The doors opened again on a long, dark room with a low ceiling and glistening walls. A row of tall metal garbage cans lined the far wall, and in the largest of these I deposited my plastic bag full of hair and nail-polished tissues. When the elevator doors closed, I was left in total darkness and when I got back to the elevator I discovered I could not locate the button that would reopen them. I ran my hands up and down the adjacent walls, trying not to panic, but feeling fear rise in my throat anyway. It was terribly quiet there in the dark and when the big furnace clanged on a few feet away, I nearly cried out.
There was no use banging on the doors, because my father was four floors up and, besides, I was nearly as frightened of needing to be rescued as of being trapped in the dark. After a while he would begin to wonder what had become of me and investigate. The elevator doors would open and the light from inside wouldclearly illuminate the button I could not find in the dark. It would be in plain sight, right where it should be, right where any dummy but me could find it.
I knew it had to there, but I could not locate the button. I ran my fingers up and down the doors and walls, like a blind man reading Braille, but all they encountered was smooth, damp brick and steel. I went over the whole area around the doors several times, cursing inwardly, then finally crying tears of exasperation. Find it, dummy, I said aloud. It’s
right
here. It has to be.
Finally, I decided on another tack. Feeling further along the wall, I started searching for a light switch, telling myself there had to be one in a basement with no windows. What I found instead, about ten feet from the elevator, was a wooden door that opened on a stairwell with a handrail, just barely visible. A faint light was coming from somewhere above, so I started slowly up the narrow stair, using the handrail as a guide. At the top there was a landing, then a right turn, then another flight. At the top of the stairs my heart plummeted when I saw that the passage ended at a single door, beneath which was a slender ribbon of light. Surely, it would be locked.
But when I tried the knob, the door creaked inward and I found myself on the threshold of Klein’s Department Store, ground floor. Aisle upon symmetrical aisle stretched before me. The store was unlit except for the sunlight streaming in the long showcase windows a few feet away. In the nearest stood the boy mannequin wearing my clothes, his arms still extended outward, as if to embrace passersby on the street. From behind, he appeared awkward, paralytic, as if he were about to pitch forward through the glass. I let the door swing shut, the darkness suddenly welcome.
There in the dark stairwell I remembered the conversation I’d had with my father in the convertible on the way home from The Lookout. We had left Tree and Alice inside, and I’d asked my father about something that had been puzzling me. “What will he
do
with them?” I said, referring to the roll of admission tickets Tree had said would disappear from the guard shack at the end of the season.

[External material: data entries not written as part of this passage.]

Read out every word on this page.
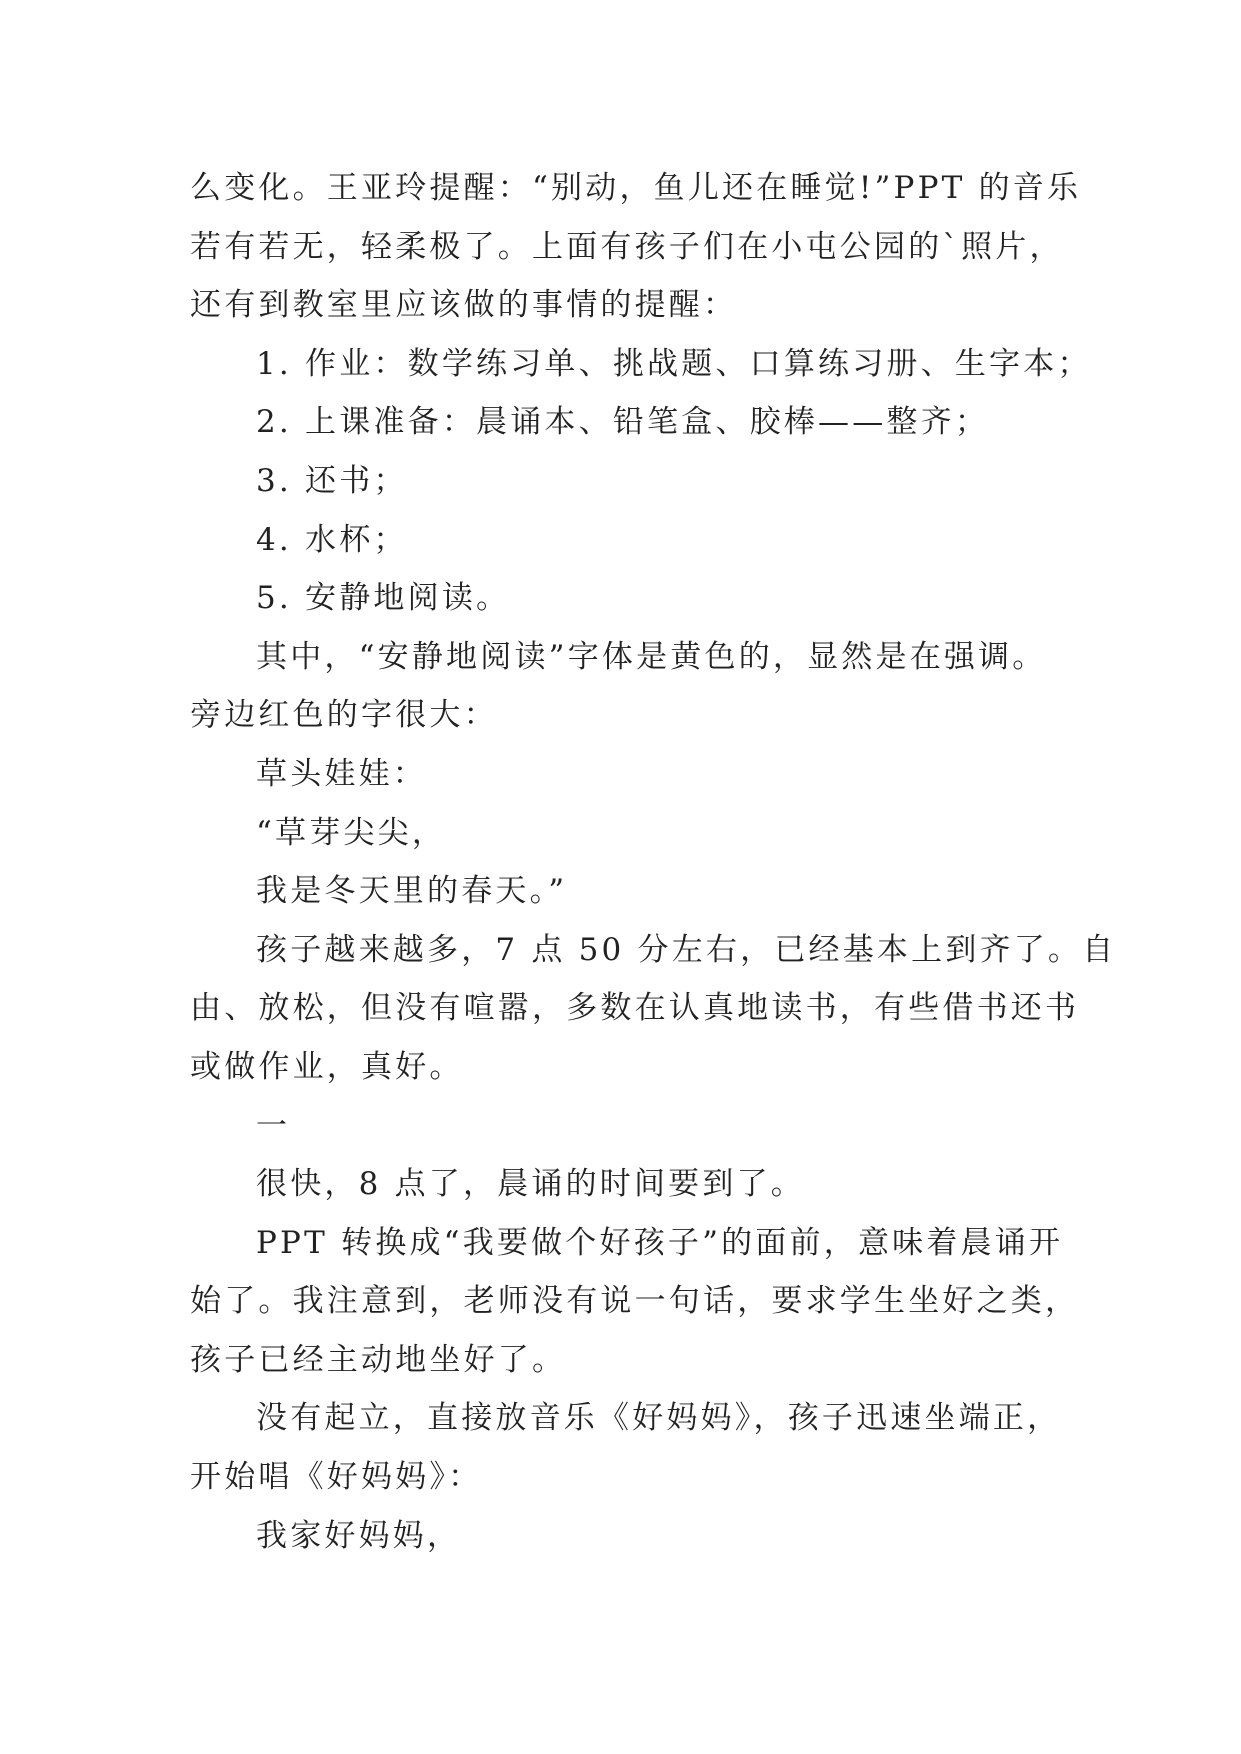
么变化。王亚玲提醒：“别动，鱼儿还在睡觉!”PPT 的音乐
若有若无，轻柔极了。上面有孩子们在小屯公园的`照片，
还有到教室里应该做的事情的提醒：
1. 作业：数学练习单、挑战题、口算练习册、生字本；
2. 上课准备：晨诵本、铅笔盒、胶棒——整齐；
3. 还书；
4. 水杯；
5. 安静地阅读。
其中，“安静地阅读”字体是黄色的，显然是在强调。
旁边红色的字很大：
草头娃娃：
“草芽尖尖，
我是冬天里的春天。”
孩子越来越多，7 点 50 分左右，已经基本上到齐了。自
由、放松，但没有喧嚣，多数在认真地读书，有些借书还书
或做作业，真好。
一
很快，8 点了，晨诵的时间要到了。
PPT 转换成“我要做个好孩子”的面前，意味着晨诵开
始了。我注意到，老师没有说一句话，要求学生坐好之类，
孩子已经主动地坐好了。
没有起立，直接放音乐《好妈妈》，孩子迅速坐端正，
开始唱《好妈妈》：
我家好妈妈，
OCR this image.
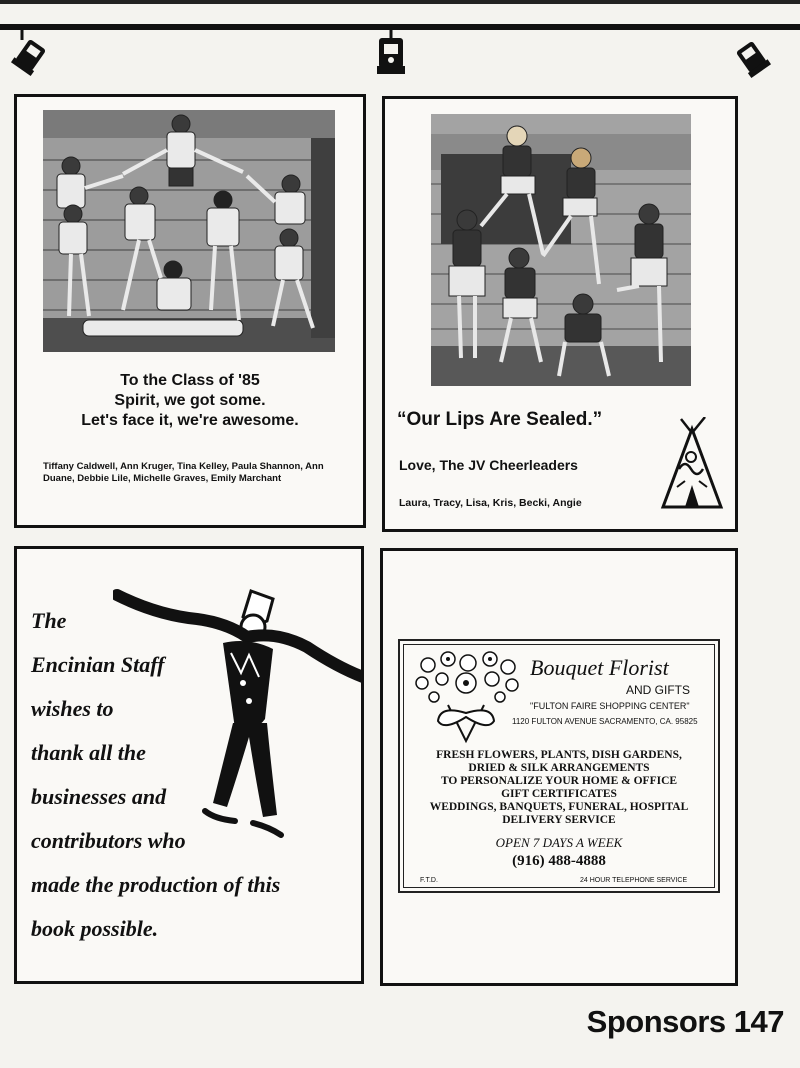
To the Class of '85
Spirit, we got some.
Let's face it, we're awesome.
Tiffany Caldwell, Ann Kruger, Tina Kelley, Paula Shannon, Ann Duane, Debbie Lile, Michelle Graves, Emily Marchant
“Our Lips Are Sealed.”
Love, The JV Cheerleaders
Laura, Tracy, Lisa, Kris, Becki, Angie
The
Encinian Staff
wishes to
thank all the
businesses and
contributors who
made the production of this
book possible.
Bouquet Florist
AND GIFTS
"FULTON FAIRE SHOPPING CENTER"
1120 FULTON AVENUE SACRAMENTO, CA. 95825
FRESH FLOWERS, PLANTS, DISH GARDENS,
DRIED & SILK ARRANGEMENTS
TO PERSONALIZE YOUR HOME & OFFICE
GIFT CERTIFICATES
WEDDINGS, BANQUETS, FUNERAL, HOSPITAL
DELIVERY SERVICE
OPEN 7 DAYS A WEEK
(916) 488-4888
F.T.D.	24 HOUR TELEPHONE SERVICE
Sponsors 147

“Keep them,” my father explained. “Then next summer when it gets good and busy, he’ll bring in eight or ten a day. People expect a ticket when they pay, so he’ll give them one. Not from the new season’s roll. They’re numbered. The boss counts how many are given out every day. The money for those goes right inthe drawer where it’s supposed to. The money from the old tickets will go into Tree’s pocket.”
He let me think about it for a while. “Well?” he said.
“It’s dishonest,” I said finally.
“Uh huh,” he admitted. “And?”
When I didn’t know what he meant by the question, he clarified it. “So what?”
I made my way back down the stairs to the basement and emerged from the stairwell just as the elevator doors opened. My father was framed by the interior light, his black finger on the button that held the door open. “Well?” he said. “You decide to stay down here?”
He was grinning, and I saw there
was
no button outside the elevator. The wall was as blank and featureless as it had felt in the dark. For reasons beyond my comprehension, the elevator could not be summoned from below.
I got in.
“What’s the matter?” my father said.
“Nothing,” I said angrily.
The elevator strained upward.
“You wanted me to leave you down there in the dark, is that it?”